= Ruth Selke Eissler =

American psychoanalyst

Ruth Selke Eissler (February 21, 1906 – October 7, 1989) was an American physician and psychoanalyst.

== Life ==
Ruth Selke was born into a Jewish family in Odesa, then part of the Russian Empire, now in Ukraine. Her father, Ludwig Selke, managed a bank and later worked as a grain export trader. Her mother, Jenny Lewin, was born on May 17, 1877, in Warsaw. In addition to Ruth, the couple had four other children: Eugen, Rudya, Eva and Angela. The family moved several times in her youth to Hamburg and Danzig.

Ruth Selke completed her Abitur in 1925 and then graduated from medical school at the University of Freiburg, Germany in 1930. She completed her residency in Heidelberg and earned her Doctor of Medicine degree from the University of Heidelberg in1932. She then worked in the Psychiatric Department of the Bürger Hospital in Stuttgart. Her dissertation was titled, Medical Histories of Six Cases: The Contribution of Social Hygiene to the Question of Alcoholism and Tuberculosis.

When Hitler came to power in 1933 in Germany, she went into self-exile in Vienna and worked at the psychiatric hospital in Rosenhügel. There, she trained in psychoanalysis and was admitted as a member of the Vienna Psychoanalytic Society in 1937.

She began her personal analysis with Theodor Reik but continued with Netherlands. She continued her analysis with Richard Sterba. Notably, she later became the analyst of renowned psychoanalyst Heinz Kohut.

In Vienna, she met the psychiatrist and psychoanalyst Kurt Robert Eissler (1908–1999), co-founder of the Sigmund Freud Archives, and they married in 1936. After the Anschluss in March 12, 1938, Austria was annexed to Germany by Hitler, the couple moved to the United States arriving in Chicago, where she joined the Chicago Psychoanalytic Society while working as a child psychiatrist at the Michael Reese Hospital.
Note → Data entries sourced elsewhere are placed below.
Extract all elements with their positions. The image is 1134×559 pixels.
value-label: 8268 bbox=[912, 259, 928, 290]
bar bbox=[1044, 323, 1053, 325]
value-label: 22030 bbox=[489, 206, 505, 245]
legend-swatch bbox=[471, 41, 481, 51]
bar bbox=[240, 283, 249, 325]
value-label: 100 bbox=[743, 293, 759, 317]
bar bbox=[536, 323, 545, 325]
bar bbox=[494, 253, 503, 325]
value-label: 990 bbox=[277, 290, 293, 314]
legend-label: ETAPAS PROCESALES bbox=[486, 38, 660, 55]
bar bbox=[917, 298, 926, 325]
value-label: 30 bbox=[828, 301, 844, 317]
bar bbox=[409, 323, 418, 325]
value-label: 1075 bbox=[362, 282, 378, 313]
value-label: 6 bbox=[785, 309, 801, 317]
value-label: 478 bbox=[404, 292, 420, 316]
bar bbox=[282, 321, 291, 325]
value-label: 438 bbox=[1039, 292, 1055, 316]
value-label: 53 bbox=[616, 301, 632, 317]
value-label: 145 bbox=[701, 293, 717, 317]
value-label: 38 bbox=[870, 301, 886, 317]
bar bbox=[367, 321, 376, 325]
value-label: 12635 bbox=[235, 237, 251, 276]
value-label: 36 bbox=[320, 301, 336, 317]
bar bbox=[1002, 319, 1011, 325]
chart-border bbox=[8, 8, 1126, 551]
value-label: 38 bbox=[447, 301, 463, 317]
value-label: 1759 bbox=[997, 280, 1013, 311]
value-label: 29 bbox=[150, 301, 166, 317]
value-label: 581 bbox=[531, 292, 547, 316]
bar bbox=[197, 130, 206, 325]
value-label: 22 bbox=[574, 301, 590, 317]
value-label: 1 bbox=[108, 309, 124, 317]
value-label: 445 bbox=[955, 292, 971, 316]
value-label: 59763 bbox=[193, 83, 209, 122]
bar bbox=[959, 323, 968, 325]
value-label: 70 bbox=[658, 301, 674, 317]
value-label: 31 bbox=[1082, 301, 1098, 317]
During World War II, she served as a consulting physician in a rehabilitation program in Chicago and in 1949 published a paper about her work.

In 1948, Ruth and her husband moved to New York City, where she became a member and educator of the New York Psychoanalytic Society. Eissler later served as secretary and vice-president of the International Psychoanalytic Association.

From 1950 to 1985, she was one of four editors of The Psychoanalytic Study of the Child, founded in 1945 by Anna Freud, Heinz Hartmann and Ernst Kris, and published annually. There, she served as editor for 35 volumes in addition to publishing an anthology titled Physical Illness and Handicap in Childhood alongside Anna Freud, Marianne Kris, and Albert J. Solnit.

Ruth Eissler's other writings included poetry, several short stories and a novel (that was never published). In honor of her 70th birthday, a collection of her German-language poetry was published In 1976 by Abaris Books in New York.

Ruth Eissler died in New York City on October 7, 1989, survived by her husband.

== The Selke-Eissler family collection ==
The Leo Baeck Institute in Manhattan holds the Selke-Eissler Family Collection, which contains archival material from family members under the identifier: AR 10926 / MF 875. Archives are from 1914 through the 1940s and mention the following individuals and families: Selke family, Eissler family, Eugen Selke, Ruth Selke Eissler and Jenny Selke. The archives contain items written in German, English and Russian.

== Selected works ==
- Selke, Ruth. "Sechs Lebensläufe als sozialhygienischer Beitrag zur Frage Alkoholismus und Tuberkulose." Klinische Wochenschrift 11.19 (1932): 805–807.
- Eissler-Selke, Ruth, et al. eds. (1945-1985) Psychoanalytic Study of the Child. United States, Random House Publishing Group.
- Eissler-Selke, Ruth. (1946). About the historical truth in a case of delusion. Psychoanalytic Review, 33, 442–459.
- Eissler-Selke, Ruth. (1949). Observations in a home for delinquent girls. Psychoanalytic Study of the Child, 3-4, 449–460.
- Eissler-Selke, Ruth, Blitzstein, N. Lionel, and Eissler, Kurt R. (1950). Emergence of hidden ego tendencies during dream analysis. International Journal of Psycho-Analysis, 31, 12–17.
- Freud, Anna, and Ruth Selke Eissler. (1965). The psychoanalytic study of the child. Vol. 3. Yale University Press.
- Eissler-Selke, Ruth. (1976). Gezeiten: Gedichte in deutscher Sprache. New York: Abaris Books.